Posted by: Nicole | October 1, 2007 9:55 PM
My daughter (17) has been diagnosed with UC in October. Hospitalized for 3 days, home taking 60 mg prednisone, 9 tables of Asacol = 400 mg per day, and 40 mg potassium. She was down to 5 mg of prednisone, still taking Asacol, and no more potassium pills as of November 22 (Thanksgiving Day). Next day started with diarrhea again, and throughout the last 2 and a half weeks has upped the steroid to 40 mg per day and 12 Asacol. Was prescribed Flagyl in case of infection. Nothing is working to calm the vomiting, diarrhea down. Took her to ER this afternoon. Given IV for dehydration and 40 mg of potassium. Her level of potassium was low again. Could potassium (low levels) cause all of the sypmtoms? Dr's don't seem to know.
Posted by: Brenda | December 10, 2007 12:29 AM
1986 - diagnosed UC as a "tween", began sulfasalazine & prednisone. 2 hospital episodes 1986 and 1988.

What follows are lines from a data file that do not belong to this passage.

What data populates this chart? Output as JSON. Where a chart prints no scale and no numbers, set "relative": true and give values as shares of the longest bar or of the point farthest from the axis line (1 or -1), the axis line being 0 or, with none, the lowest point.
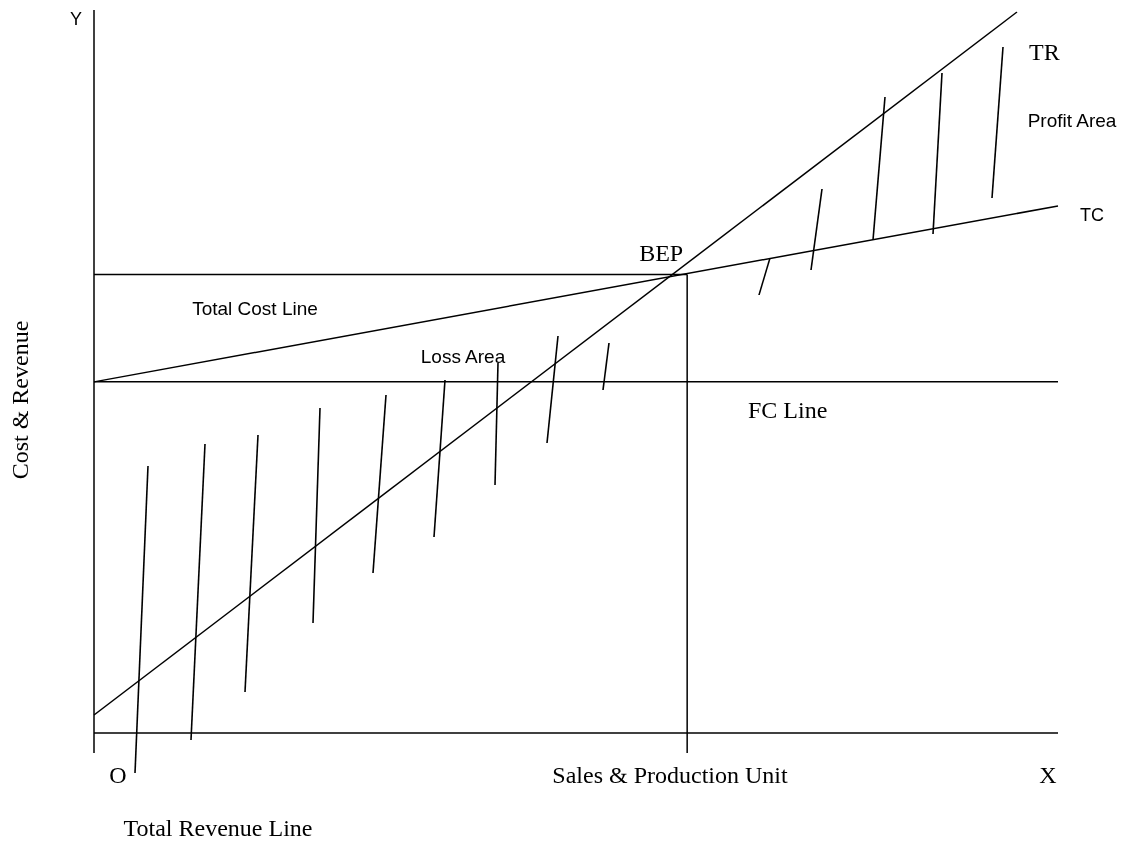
{
  "chart_data": {
    "type": "line",
    "relative": true,
    "ylabel": "Cost & Revenue",
    "xlabel": "Sales & Production Unit",
    "tick_labels": false,
    "marker": "none",
    "line_style": "solid",
    "categories": [
      null,
      null,
      null,
      null,
      null,
      null,
      null,
      null,
      null,
      null,
      null,
      null,
      null,
      null,
      null,
      null,
      null,
      null,
      null,
      null,
      null,
      null,
      null,
      null,
      null,
      null,
      null,
      null,
      null,
      null,
      null,
      null,
      null,
      null,
      null,
      null,
      null,
      null,
      null,
      null,
      null,
      null,
      null,
      null,
      null,
      null,
      null,
      null
    ],
    "series": [
      {
        "name": "TR",
        "color": "#000000",
        "values": [
          0.025,
          null,
          null,
          null,
          null,
          null,
          null,
          null,
          null,
          null,
          null,
          null,
          null,
          null,
          null,
          null,
          null,
          null,
          null,
          null,
          null,
          null,
          null,
          null,
          null,
          null,
          null,
          null,
          null,
          null,
          null,
          null,
          null,
          null,
          null,
          null,
          null,
          null,
          null,
          null,
          null,
          null,
          null,
          null,
          null,
          1,
          null,
          null
        ]
      },
      {
        "name": "TC",
        "color": "#000000",
        "values": [
          0.487,
          null,
          null,
          null,
          null,
          null,
          null,
          null,
          null,
          null,
          null,
          null,
          null,
          null,
          null,
          null,
          null,
          null,
          null,
          null,
          null,
          null,
          null,
          null,
          null,
          null,
          null,
          null,
          null,
          null,
          null,
          null,
          null,
          null,
          null,
          null,
          null,
          null,
          null,
          null,
          null,
          null,
          null,
          null,
          null,
          null,
          null,
          0.731
        ]
      },
      {
        "name": "FC Line",
        "color": "#000000",
        "values": [
          0.487,
          null,
          null,
          null,
          null,
          null,
          null,
          null,
          null,
          null,
          null,
          null,
          null,
          null,
          null,
          null,
          null,
          null,
          null,
          null,
          null,
          null,
          null,
          null,
          null,
          null,
          null,
          null,
          null,
          null,
          null,
          null,
          null,
          null,
          null,
          null,
          null,
          null,
          null,
          null,
          null,
          null,
          null,
          null,
          null,
          null,
          null,
          0.487
        ]
      }
    ],
    "ref_lines": [
      {
        "axis": "y",
        "value": 0.636,
        "color": "#000000"
      }
    ],
    "annotations": [
      "Y",
      "O",
      "X",
      "Total Revenue Line",
      "Total Cost Line",
      "Loss Area",
      "Profit Area",
      {
        "text": "BEP",
        "y": 0.636
      }
    ]
  }
}
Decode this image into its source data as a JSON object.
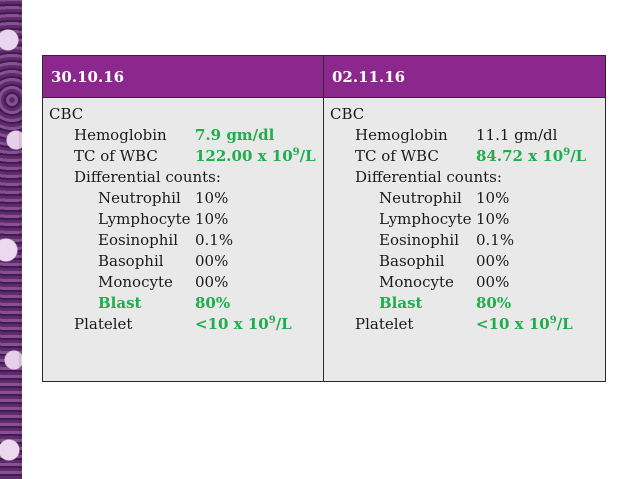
{
  "columns": [
    {
      "date": "30.10.16",
      "heading": "CBC",
      "hemoglobin": {
        "label": "Hemoglobin",
        "value": "7.9 gm/dl"
      },
      "wbc": {
        "label": "TC of WBC",
        "value_main": "122.00 x 10",
        "value_exp": "9",
        "value_unit": "/L"
      },
      "differential_label": "Differential counts:",
      "differential": [
        {
          "label": "Neutrophil",
          "value": "10%"
        },
        {
          "label": "Lymphocyte",
          "value": "10%"
        },
        {
          "label": "Eosinophil",
          "value": "0.1%"
        },
        {
          "label": "Basophil",
          "value": "00%"
        },
        {
          "label": "Monocyte",
          "value": "00%"
        },
        {
          "label": "Blast",
          "value": "80%"
        }
      ],
      "platelet": {
        "label": "Platelet",
        "value_main": "<10 x 10",
        "value_exp": "9",
        "value_unit": "/L"
      }
    },
    {
      "date": "02.11.16",
      "heading": "CBC",
      "hemoglobin": {
        "label": "Hemoglobin",
        "value": "11.1 gm/dl"
      },
      "wbc": {
        "label": "TC of WBC",
        "value_main": "84.72 x 10",
        "value_exp": "9",
        "value_unit": "/L"
      },
      "differential_label": "Differential counts:",
      "differential": [
        {
          "label": "Neutrophil",
          "value": "10%"
        },
        {
          "label": "Lymphocyte",
          "value": "10%"
        },
        {
          "label": "Eosinophil",
          "value": "0.1%"
        },
        {
          "label": "Basophil",
          "value": "00%"
        },
        {
          "label": "Monocyte",
          "value": "00%"
        },
        {
          "label": "Blast",
          "value": "80%"
        }
      ],
      "platelet": {
        "label": "Platelet",
        "value_main": "<10 x 10",
        "value_exp": "9",
        "value_unit": "/L"
      }
    }
  ],
  "colors": {
    "header_bg": "#8c278d",
    "header_text": "#ffffff",
    "cell_bg": "#e9e9e9",
    "highlight": "#1fae4c"
  }
}
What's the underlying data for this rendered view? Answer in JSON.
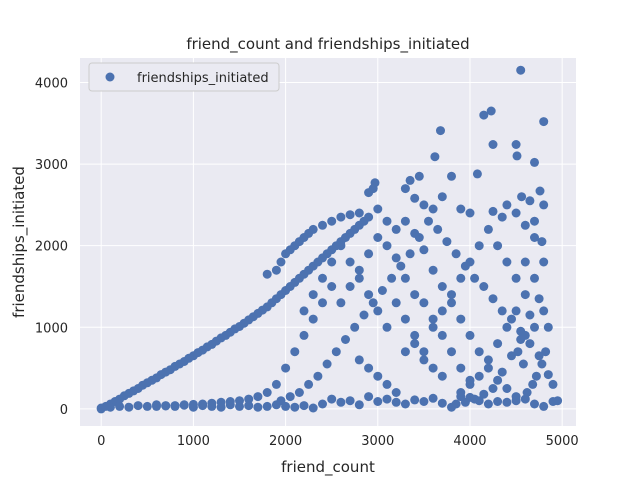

early 1990s: off sulfa, changed to Asacol. Still on preds but lower dosage (10 mg/every other day??)
1996: flareup of joints, increased preds for two months, gradual taper to 5 mg every other day
late 1990s: finally off steroids after 10+ years.
2004: no more Asacol, due to IAPT successful surgery
Posted by: Angie | February 29, 2008 12:50 PM
Just wanted to mention something that really has worked for me. I have pan colitis (entire colon affected). I seem to flare up every two years and need a round of steroids to get back in remission. This last time, I flared again when I had tapered down off the prednisone a bit.
For me, what finally got me off the steroids was a probiotic (live bacteria and other helpful "bugs") called Primal defense. I have been almost as colitis free as before I was diagnosed. Primal defense is soil organisms, similar to what you would ingest if you ate fresh vegetables out of a garden. Apparently they crowd out the unhealthy bugs that tend to accumulate in the guts of IBD sufferers.
I can't guarantee it will work for anyone else, but it sure did the trick for me.
Of course, check with your GI Doc before trying anything. Most will say stuff like "well, at least it won't harm you".